Support subdirs for namespace hierarchy

@Gary_O. I’d like to look at it from another angle:

  • File system interaction is important for many reasons:
    • Keeping subprojects separate
    • Interaction with other programs
    • Version control
  • The file system’s single hierarchy is not powerful enough. Foldering is a dead end. It doesn’t work on the OS level for organization and it is not going to work for Logseq. If Logseq limits itself to folder-like namespaces, it will be eventually wiped out by a program that does not have this limitation.
  • The file system has all kinds of obscure constraints (path length, disallowed characters, max items per folder etc.), violating these might lead to data corruption and loss. First priority should always be the integrity of the data, but we don’t want to subject Logseq’s names to these constraints.
  • The devs already committed to not implementing hierarchies as folders, which is a sound decision in my opinion.
  • The file system is a useful additional degree of freedom, and it would be wasteful to use this to just mirror Logseq’s internal hierarchy.
    • file system location can be used to decide what files to sync, where to store files, what to delete, use multiple git repos etc.

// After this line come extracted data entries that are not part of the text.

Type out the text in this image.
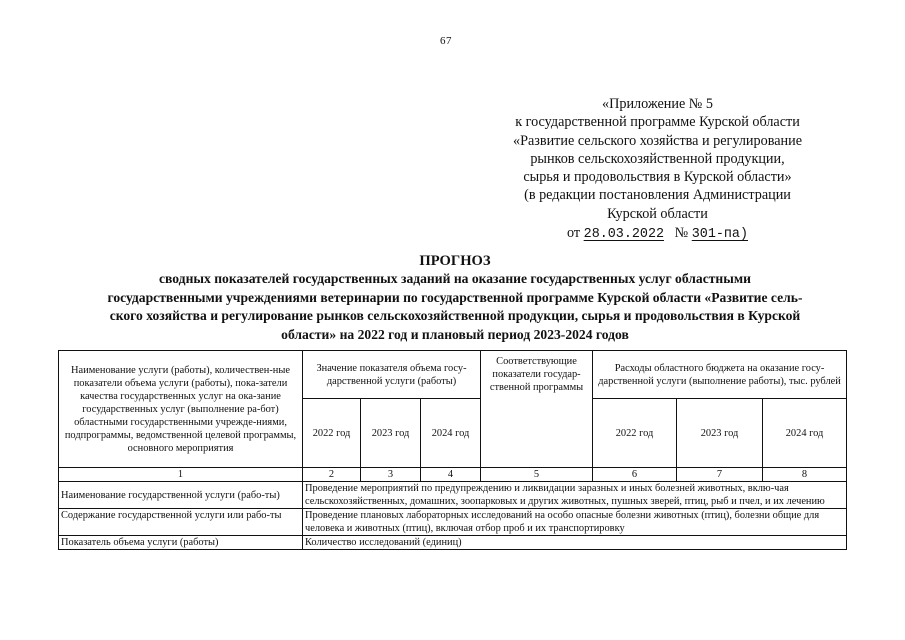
67
«Приложение № 5
к государственной программе Курской области
«Развитие сельского хозяйства и регулирование
рынков сельскохозяйственной продукции,
сырья и продовольствия в Курской области»
(в редакции постановления Администрации
Курской области
от 28.03.2022 № 301-па)
ПРОГНОЗ
сводных показателей государственных заданий на оказание государственных услуг областными
государственными учреждениями ветеринарии по государственной программе Курской области «Развитие сель-
ского хозяйства и регулирование рынков сельскохозяйственной продукции, сырья и продовольствия в Курской
области» на 2022 год и плановый период 2023-2024 годов
Наименование услуги (работы), количествен-ные показатели объема услуги (работы), пока-затели качества государственных услуг на ока-зание государственных услуг (выполнение ра-бот) областными государственными учрежде-ниями, подпрограммы, ведомственной целевой программы, основного мероприятия	Значение показателя объема госу-дарственной услуги (работы)			Соответствующие показатели государ-ственной программы	Расходы областного бюджета на оказание госу-дарственной услуги (выполнение работы), тыс. рублей		
	2022 год	2023 год	2024 год		2022 год	2023 год	2024 год
1	2	3	4	5	6	7	8
Наименование государственной услуги (рабо-ты)	Проведение мероприятий по предупреждению и ликвидации заразных и иных болезней животных, вклю-чая сельскохозяйственных, домашних, зоопарковых и других животных, пушных зверей, птиц, рыб и пчел, и их лечению						
Содержание государственной услуги или рабо-ты	Проведение плановых лабораторных исследований на особо опасные болезни животных (птиц), болезни общие для человека и животных (птиц), включая отбор проб и их транспортировку						
Показатель объема услуги (работы)	Количество исследований (единиц)						
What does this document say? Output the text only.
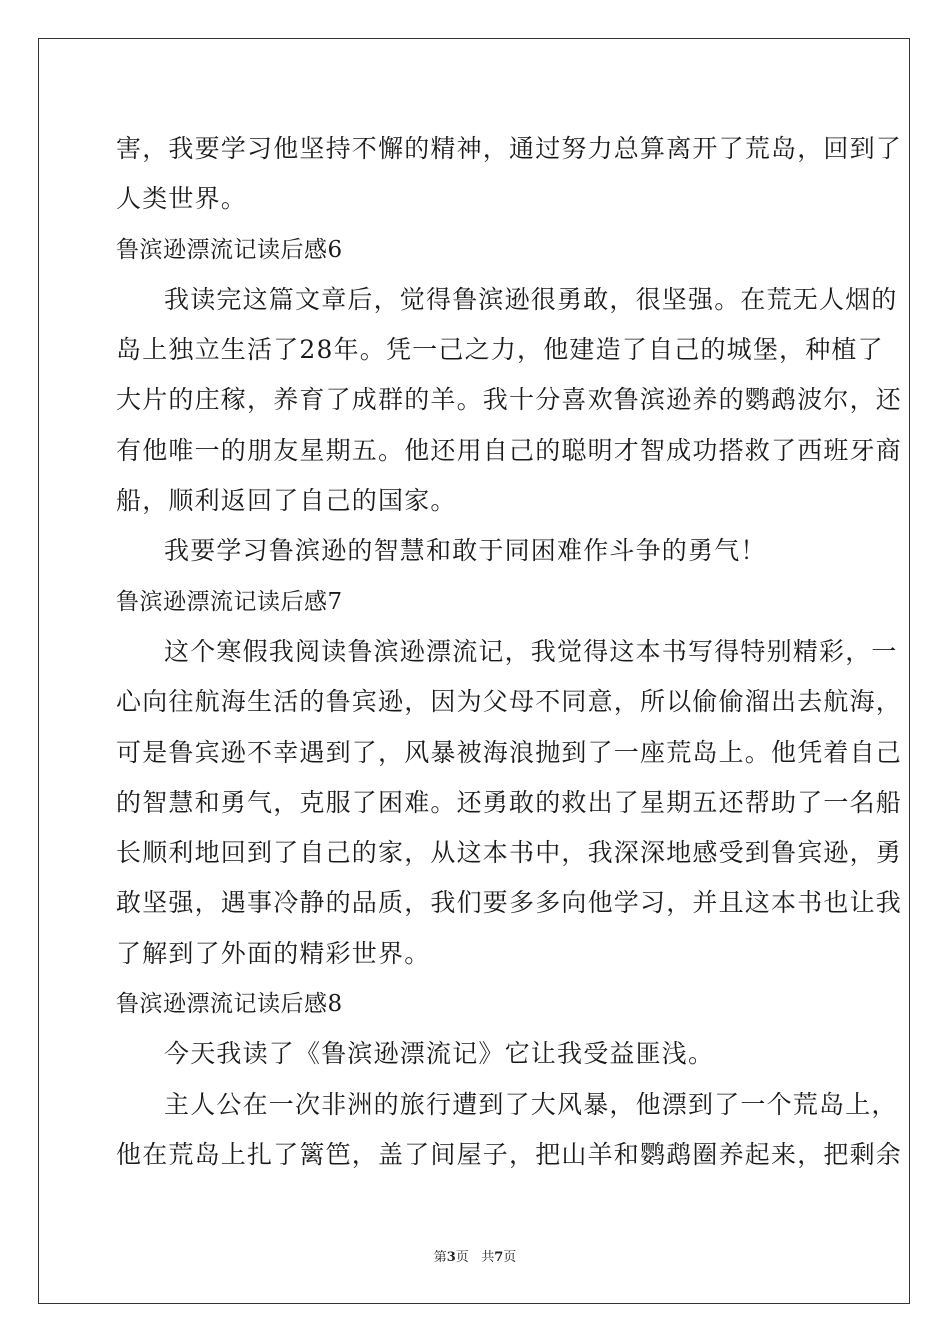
害，我要学习他坚持不懈的精神，通过努力总算离开了荒岛，回到了
人类世界。
鲁滨逊漂流记读后感6
我读完这篇文章后，觉得鲁滨逊很勇敢，很坚强。在荒无人烟的
岛上独立生活了28年。凭一己之力，他建造了自己的城堡，种植了
大片的庄稼，养育了成群的羊。我十分喜欢鲁滨逊养的鹦鹉波尔，还
有他唯一的朋友星期五。他还用自己的聪明才智成功搭救了西班牙商
船，顺利返回了自己的国家。
我要学习鲁滨逊的智慧和敢于同困难作斗争的勇气！
鲁滨逊漂流记读后感7
这个寒假我阅读鲁滨逊漂流记，我觉得这本书写得特别精彩，一
心向往航海生活的鲁宾逊，因为父母不同意，所以偷偷溜出去航海，
可是鲁宾逊不幸遇到了，风暴被海浪抛到了一座荒岛上。他凭着自己
的智慧和勇气，克服了困难。还勇敢的救出了星期五还帮助了一名船
长顺利地回到了自己的家，从这本书中，我深深地感受到鲁宾逊，勇
敢坚强，遇事冷静的品质，我们要多多向他学习，并且这本书也让我
了解到了外面的精彩世界。
鲁滨逊漂流记读后感8
今天我读了《鲁滨逊漂流记》它让我受益匪浅。
主人公在一次非洲的旅行遭到了大风暴，他漂到了一个荒岛上，
他在荒岛上扎了篱笆，盖了间屋子，把山羊和鹦鹉圈养起来，把剩余
第3页   共7页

I think there is a solution to all of these issues. The first items are obvious, but the last one is problematic:

  • Logseq should stop trying to own our data by restricting files to its own folder and disallowing relative paths.
  • Every OS folder should be a potential location for Logseq’s files.
    • If I start a new programming project in a separate folder, I should to be able to document the project in a subfolder of my program under version control, keeping attachments locally or wherever I want them.
  • In the absence of overriding properties in the .md files, Logseq should use the OS folder hierarchy (which it already does, but I am not sure this is officially supported).
  • If there are additional properties specifying parents (multiple), folders become one additional facet to access the data.
  • Every OS folder structure will be a Logseq hierarchy, but not every Logseq hierarchy will be a folder structure.
  • As the folder structure is less expressive and more restrictive than Logseq’s, folders can’t be the default
  • This is the problematic one: Could there be some option, plugin (?) to map individual hierarchies to the file system? This is not as easy as it sounds, because now all functions that create new pages need an option to create pages locally. If I am on a page “A” and create “A/B”, should B be in a subfolder of A automatically, or should it be in the main hierarchy? Should this be a per-file setting that makes all subitems into subfolders?

In the spirit of keeping things simple, I’d say the first step should be to make Logseq officially accept files anywhere on disk, even if it means manually creating them.